With tight control, you can keep your honeymoon going for many many years. There is a Stanford endo that is doing clinical trials to extend the honeymoon, and he immediately (at diagnosis) puts patients on a pump and a CGM and teaches tight control methods. He has had tremendous success with this method. It really is beneficial to your health to extend the honeymoon as long as possible.
A c-peptide test will indicate how much of your own insulin you are still making.
Thanks - I am actually on both now, the pump and CGM. My Dr. for some reason said just adjust your insulin to your numbers instead of seeing if I am still producing insulin
Seriously! Some doctors just don’t think before they speak. It’s that kind of attitude that ‘programs’ diabetics to think that they just can’t hope to do better than an A1c of 7 or a post-meal bg of 160. It’s a huge disservice.

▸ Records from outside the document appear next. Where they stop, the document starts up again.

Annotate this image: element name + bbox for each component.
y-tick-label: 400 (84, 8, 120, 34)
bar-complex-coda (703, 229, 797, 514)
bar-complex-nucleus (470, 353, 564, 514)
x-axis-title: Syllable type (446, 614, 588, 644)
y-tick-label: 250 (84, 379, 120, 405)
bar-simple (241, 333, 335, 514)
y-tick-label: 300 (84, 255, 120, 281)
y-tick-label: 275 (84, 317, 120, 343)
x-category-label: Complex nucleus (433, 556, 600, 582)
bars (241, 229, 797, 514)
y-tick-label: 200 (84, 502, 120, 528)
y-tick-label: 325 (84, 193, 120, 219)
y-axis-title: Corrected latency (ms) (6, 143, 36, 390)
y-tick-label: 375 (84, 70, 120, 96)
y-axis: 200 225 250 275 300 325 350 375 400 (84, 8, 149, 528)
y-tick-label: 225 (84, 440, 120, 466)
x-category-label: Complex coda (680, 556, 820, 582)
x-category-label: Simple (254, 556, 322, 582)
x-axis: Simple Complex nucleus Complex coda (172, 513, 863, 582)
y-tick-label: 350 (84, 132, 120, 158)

That is the norm. C-peptides are rarely done on T1s. The results are certainly of personal interest, but it is an expensive test that will have no bearing on treatment (ie you’ll be adjusting your insulin dose as your #s increase regardless of what your c-peptide is).
On the subject of honeymoons; I am a T1.5 female dx about 8 months ago… and I find the honeymoon period very annoying. Sometimes my pancreas decides to produce insulin at random times and causes me to have lows for no real reason… either that or this is just normal for a T1 (?) I am on the Animus insulin pump and take about 0.125 - 0.175/hr for a basal rate, which alternates with hormones, and my I:C ratio is 1:20. I also have a Dexcom CGMS, which is a god send (although the alarms do get annoying at times… but definetly worth it!)
Type 1.5 is a term used for “Latent Autoimmune Diabetes in Adults” (LADA) – This is a slow onset form of type 1. You can read more info here. Just a word of warning, many endocrinologists do not recognize type 1.5 – so don’t be surprised if your doctor tells you that there is no such thing – or just that the distinction between type 1.5 and type 1 is not important. Given that you were diagnosed as type 1, it might not be important to clarify, but for many people who are misdiagnosed as type 2, it matters a great deal, as they may require different treatments.